Interview

« L’argent perdu ne l’est pas pour tout le monde »

Entretien : Jean Guinand
C’est au Galop, en face de la Faculté de Droit que Larticle.ch a rencontré cet ancien recteur de l’université de Neuchâtel. Docteur en droit, Jean Guinand a également exercé plusieurs mandats politiques au Conseil national et au Conseil d’Etat. Vice-président de Sport-toto, il est également devenu membre du Conseil d’administration de la Loterie Romande en 2001.

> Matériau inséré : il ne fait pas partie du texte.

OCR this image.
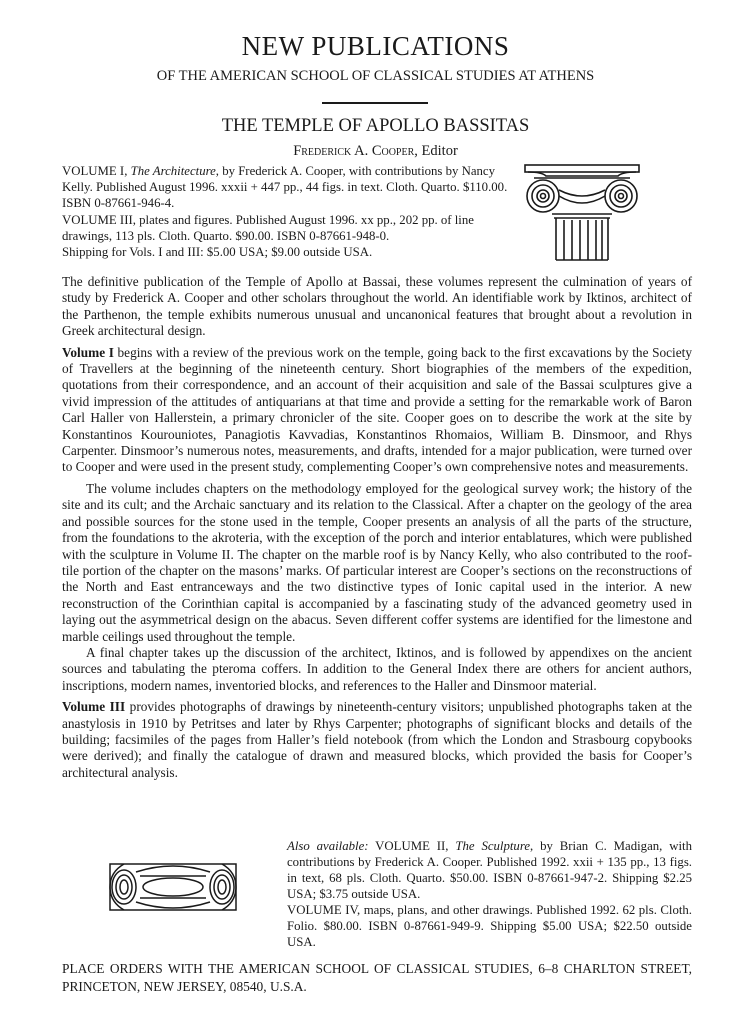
NEW PUBLICATIONS
OF THE AMERICAN SCHOOL OF CLASSICAL STUDIES AT ATHENS
THE TEMPLE OF APOLLO BASSITAS
Frederick A. Cooper, Editor
VOLUME I, The Architecture, by Frederick A. Cooper, with contributions by Nancy Kelly. Published August 1996. xxxii + 447 pp., 44 figs. in text. Cloth. Quarto. $110.00. ISBN 0-87661-946-4.
VOLUME III, plates and figures. Published August 1996. xx pp., 202 pp. of line drawings, 113 pls. Cloth. Quarto. $90.00. ISBN 0-87661-948-0.
Shipping for Vols. I and III: $5.00 USA; $9.00 outside USA.

The definitive publication of the Temple of Apollo at Bassai, these volumes represent the culmination of years of study by Frederick A. Cooper and other scholars throughout the world. An identifiable work by Iktinos, architect of the Parthenon, the temple exhibits numerous unusual and uncanonical features that brought about a revolution in Greek architectural design.

Volume I begins with a review of the previous work on the temple, going back to the first excavations by the Society of Travellers at the beginning of the nineteenth century. Short biographies of the members of the expedition, quotations from their correspondence, and an account of their acquisition and sale of the Bassai sculptures give a vivid impression of the attitudes of antiquarians at that time and provide a setting for the remarkable work of Baron Carl Haller von Hallerstein, a primary chronicler of the site. Cooper goes on to describe the work at the site by Konstantinos Kourouniotes, Panagiotis Kavvadias, Konstantinos Rhomaios, William B. Dinsmoor, and Rhys Carpenter. Dinsmoor’s numerous notes, measurements, and drafts, intended for a major publication, were turned over to Cooper and were used in the present study, complementing Cooper’s own comprehensive notes and measurements.

The volume includes chapters on the methodology employed for the geological survey work; the history of the site and its cult; and the Archaic sanctuary and its relation to the Classical. After a chapter on the geology of the area and possible sources for the stone used in the temple, Cooper presents an analysis of all the parts of the structure, from the foundations to the akroteria, with the exception of the porch and interior entablatures, which were published with the sculpture in Volume II. The chapter on the marble roof is by Nancy Kelly, who also contributed to the roof-tile portion of the chapter on the masons’ marks. Of particular interest are Cooper’s sections on the reconstructions of the North and East entranceways and the two distinctive types of Ionic capital used in the interior. A new reconstruction of the Corinthian capital is accompanied by a fascinating study of the advanced geometry used in laying out the asymmetrical design on the abacus. Seven different coffer systems are identified for the limestone and marble ceilings used throughout the temple.

A final chapter takes up the discussion of the architect, Iktinos, and is followed by appendixes on the ancient sources and tabulating the pteroma coffers. In addition to the General Index there are others for ancient authors, inscriptions, modern names, inventoried blocks, and references to the Haller and Dinsmoor material.

Volume III provides photographs of drawings by nineteenth-century visitors; unpublished photographs taken at the anastylosis in 1910 by Petritses and later by Rhys Carpenter; photographs of significant blocks and details of the building; facsimiles of the pages from Haller’s field notebook (from which the London and Strasbourg copybooks were derived); and finally the catalogue of drawn and measured blocks, which provided the basis for Cooper’s architectural analysis.

Also available: VOLUME II, The Sculpture, by Brian C. Madigan, with contributions by Frederick A. Cooper. Published 1992. xxii + 135 pp., 13 figs. in text, 68 pls. Cloth. Quarto. $50.00. ISBN 0-87661-947-2. Shipping $2.25 USA; $3.75 outside USA.
VOLUME IV, maps, plans, and other drawings. Published 1992. 62 pls. Cloth. Folio. $80.00. ISBN 0-87661-949-9. Shipping $5.00 USA; $22.50 outside USA.
PLACE ORDERS WITH THE AMERICAN SCHOOL OF CLASSICAL STUDIES, 6–8 CHARLTON STREET, PRINCETON, NEW JERSEY, 08540, U.S.A.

Larticle.ch : Qu’est-ce qui vous a poussé à devenir membre du Conseil d’administration de la Loterie Romande ?

Jean Guinand : C’est un peu le hasard. Quand j’ai quitté le Conseil d’Etat, un ancien collègue pensait que j’avais certaines compétences, en particulier juridiques, pour entrer au Conseil d’administration de la Loterie Romande pour représenter le canton de Neuchâtel. J’ai été désigné par le Conseil d’Etat comme sociétaire de la Loterie Romande et à ce titre-là, on m’a désigné comme membre du Conseil d’administration.

L.ch : Quel est votre rôle au sein du Conseil d’administration de la Loterie Romande ?

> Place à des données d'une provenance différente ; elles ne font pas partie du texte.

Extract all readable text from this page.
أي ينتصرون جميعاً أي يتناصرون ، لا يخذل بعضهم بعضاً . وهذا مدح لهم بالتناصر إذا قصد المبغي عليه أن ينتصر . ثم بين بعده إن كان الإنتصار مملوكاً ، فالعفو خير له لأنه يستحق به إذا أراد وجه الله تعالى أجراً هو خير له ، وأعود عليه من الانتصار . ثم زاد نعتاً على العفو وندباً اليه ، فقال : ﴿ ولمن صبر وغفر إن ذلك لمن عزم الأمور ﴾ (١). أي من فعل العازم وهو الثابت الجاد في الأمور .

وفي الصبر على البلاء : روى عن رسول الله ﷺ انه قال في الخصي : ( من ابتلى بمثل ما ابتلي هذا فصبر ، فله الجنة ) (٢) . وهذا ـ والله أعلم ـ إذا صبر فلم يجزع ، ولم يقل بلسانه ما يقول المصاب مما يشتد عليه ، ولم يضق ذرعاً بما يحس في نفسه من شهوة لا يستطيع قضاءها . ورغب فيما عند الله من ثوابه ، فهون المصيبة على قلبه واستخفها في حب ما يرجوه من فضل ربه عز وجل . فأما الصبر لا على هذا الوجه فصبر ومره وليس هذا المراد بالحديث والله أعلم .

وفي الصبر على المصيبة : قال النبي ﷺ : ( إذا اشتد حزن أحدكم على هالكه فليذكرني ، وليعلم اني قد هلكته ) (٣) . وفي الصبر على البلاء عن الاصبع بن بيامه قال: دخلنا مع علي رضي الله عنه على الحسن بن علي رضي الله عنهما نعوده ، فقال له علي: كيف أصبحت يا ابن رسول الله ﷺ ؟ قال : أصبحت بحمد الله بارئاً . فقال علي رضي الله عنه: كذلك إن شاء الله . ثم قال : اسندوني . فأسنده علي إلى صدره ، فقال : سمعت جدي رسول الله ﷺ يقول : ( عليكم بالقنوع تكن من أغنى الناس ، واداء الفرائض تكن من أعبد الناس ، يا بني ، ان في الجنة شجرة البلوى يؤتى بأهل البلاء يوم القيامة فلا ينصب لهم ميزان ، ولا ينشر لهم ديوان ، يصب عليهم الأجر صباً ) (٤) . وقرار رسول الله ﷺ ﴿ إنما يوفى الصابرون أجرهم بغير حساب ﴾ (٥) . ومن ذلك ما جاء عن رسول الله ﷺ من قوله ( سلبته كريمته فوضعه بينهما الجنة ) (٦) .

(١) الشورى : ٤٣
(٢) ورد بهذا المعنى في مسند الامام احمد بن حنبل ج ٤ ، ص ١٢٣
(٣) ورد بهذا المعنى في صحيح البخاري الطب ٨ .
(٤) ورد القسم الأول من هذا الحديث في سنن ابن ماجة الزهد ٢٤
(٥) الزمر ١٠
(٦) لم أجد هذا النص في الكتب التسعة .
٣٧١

J.G : La Loterie Romande est une association qui fonctionne un peu comme une société anonyme. C’est une association qui regroupe les cantons et le rôle du Conseil d’administration est de prendre les décisions nécessaires à la direction de l’entreprise. Par exemple, c’est nous qui adoptons le budget, décidons les investissements et soumettons les décisions qui doivent être prises par la Direction générale. Nous faisons la même chose que n’importe quel Conseil d’administration d’une société, si ce n’est que nous n’avons pas pour but de faire du bénéfice au profit d’actionnaires, mais au profit de l’intérêt publique. C’est la différence, mais elle est de taille.

L.ch : La Loterie Romande a été créée en 1937 et l’un de ses buts est d’en reverser les bénéfices à des institutions d’utilité publique. Ce but existe-il depuis la création de la Loterie Romande ?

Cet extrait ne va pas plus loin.